Quando a lei ESIGN completa 20 anos, o distanciamento social torna as assinaturas eletrônicas mais essenciais do que nunca

Michael Magrath, 30 de Junho de 2020
As the ESIGN Act Turns 20, Social Distancing Makes E‑Signatures More Essential than Ever

30 de junho de 2020 marca o 20º aniversário da Lei de Assinaturas Eletrônicas no Comércio Global e Nacional (Lei ESIGN), tornando-se lei, tornando legal o uso de assinaturas eletrônicas para assinar e armazenar documentos digitais.

Essa mudança abriu as portas para uma nova era dos negócios digitais. Além de oferecer a conveniência de assinar contratos juridicamente vinculativos de qualquer lugar, permitiu que as empresas aumentassem significativamente a produtividade, melhorassem a experiência do cliente, garantissem segurança e reduzissem os custos de transação.

Isso foi demonstrado nos Estados Unidos, onde a Lei ESIGN e a Lei Uniforme de Transações Eletrônicas (UETA) reconhecem legalmente assinaturas e registros eletrônicos para atender aos requisitos legais "por escrito" das transações. Esses Atos permitem que as organizações adotem um processo uniforme de assinatura eletrônica em quase todos os estados, protegendo o futuro da maneira como eles interagem com os clientes.

Embora a falta de educação sobre a legalidade das assinaturas eletrônicas tenha causado historicamente alguma hesitação em relação à adoção da tecnologia, o Pandemia do covid-19 moveu as assinaturas eletrônicas para o topo das agendas de negócios este ano - impulsionando uma transformação digital adicional entre instituições financeiras e seus clientes.

As assinaturas eletrônicas se mostraram essenciais em um momento em que as pessoas não conseguem sair de casa.
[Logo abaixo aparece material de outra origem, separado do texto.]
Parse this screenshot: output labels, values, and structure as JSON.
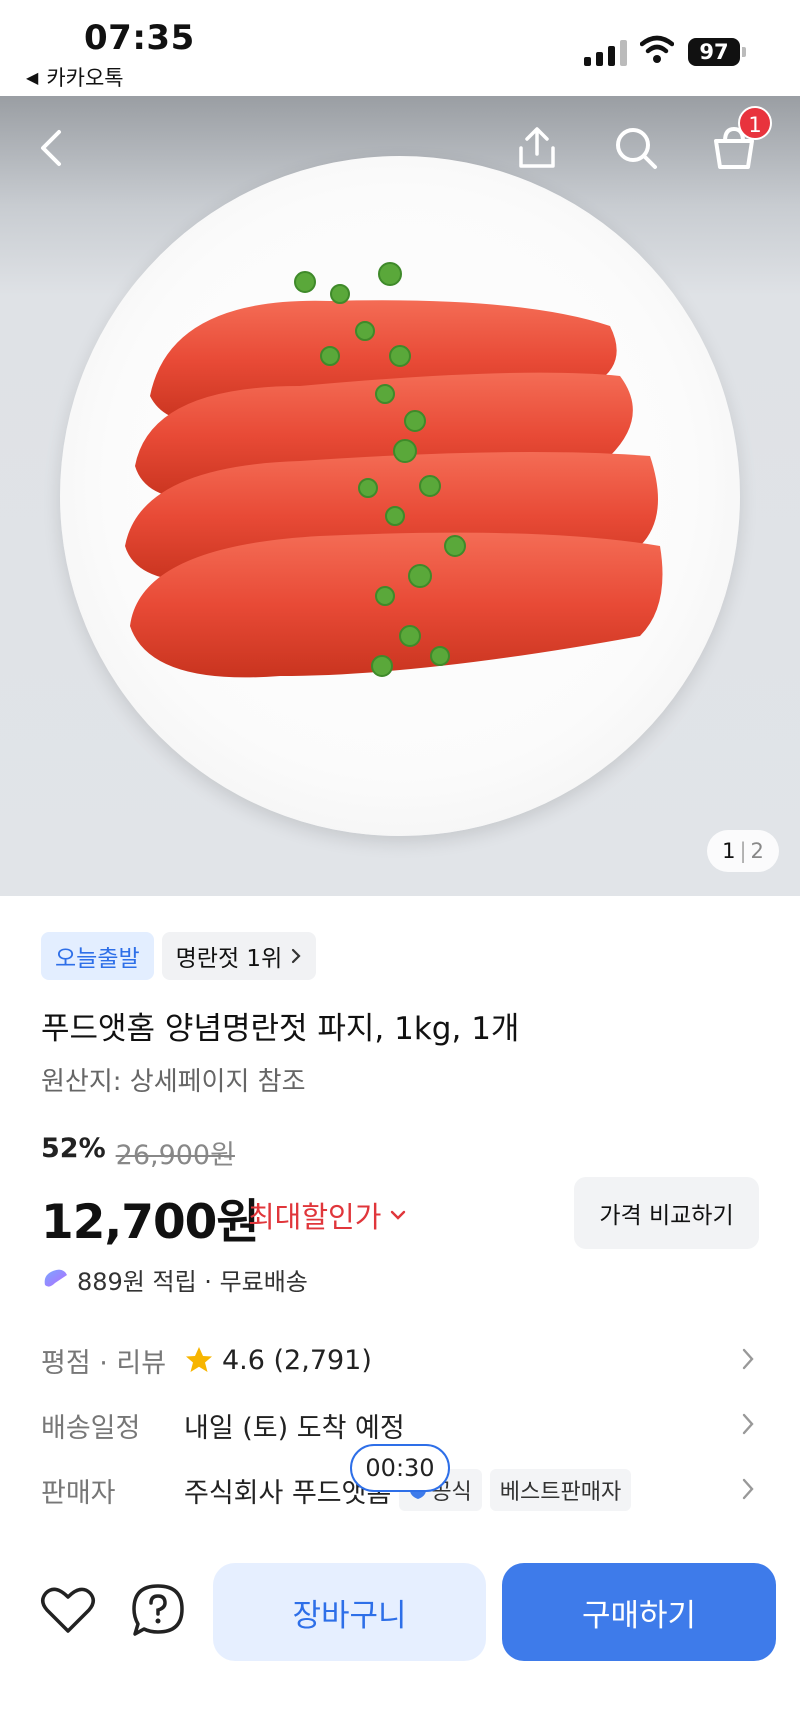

A tecnologia tem desempenhado um papel fundamental na manutenção da continuidade dos negócios reduzindo a exposição ao vírus e aderindo às orientações de distanciamento social adotadas pelas autoridades de saúde pública.
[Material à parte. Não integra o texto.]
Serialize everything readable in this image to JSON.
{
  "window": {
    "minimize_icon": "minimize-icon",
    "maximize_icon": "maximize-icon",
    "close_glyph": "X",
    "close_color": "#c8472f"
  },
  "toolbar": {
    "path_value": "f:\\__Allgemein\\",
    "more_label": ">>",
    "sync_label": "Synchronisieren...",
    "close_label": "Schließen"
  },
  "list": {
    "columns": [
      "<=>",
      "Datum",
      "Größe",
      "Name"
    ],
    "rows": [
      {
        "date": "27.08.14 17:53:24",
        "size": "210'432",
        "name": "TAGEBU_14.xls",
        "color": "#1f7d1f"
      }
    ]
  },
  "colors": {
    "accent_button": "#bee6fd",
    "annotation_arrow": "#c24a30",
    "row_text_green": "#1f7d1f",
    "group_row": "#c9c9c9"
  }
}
Em resumo: a importância das assinaturas eletrônicas como tecnologia fundamental não pode ser subestimada. Os esforços de transformação digital, a corrida para oferecer a melhor experiência ao cliente e, mais recentemente, a pandemia global aceleraram a adoção da tecnologia. Quase da noite para o dia, o COVID-19 mudou a maneira como as agências governamentais e as empresas interagem com as pessoas, o que significa que o uso generalizado da assinatura manuscrita tradicional pode finalmente chegar ao fim.

Tornar-se global

Perguntas sobre os requisitos legais e implicações da assinatura eletrônica acompanham há muito tempo as discussões sobre assinaturas eletrônicas. Isso está mudando rapidamente à medida que as leis alcançam a crescente adoção da tecnologia. Em muitos países, os registros e assinaturas eletrônicos em formato eletrônico agora são tratados como qualquer outro tipo de dados eletrônicos e são tão admissíveis como se fossem registros em papel. Isso lançou as bases para o futuro dos negócios digitais em todo o mundo.

No Canadá, por exemplo, as leis provinciais de assinatura eletrônica fornecem às assinaturas eletrônicas o mesmo efeito e status legais que as assinaturas manuscritas. Além disso, semelhante às leis provinciais, parte 2 do Lei de Proteção de Informações Pessoais e Documentos Eletrônicos A lei federal (PIPEDA) prevê um regime que estabelece equivalentes eletrônicos para documentos e assinaturas em papel. O país Plano de Resposta Econômica COVID-19 recentemente deu um passo adiante, com as assinaturas eletrônicas agora cumprindo os requisitos de assinatura da Lei do Imposto de Renda.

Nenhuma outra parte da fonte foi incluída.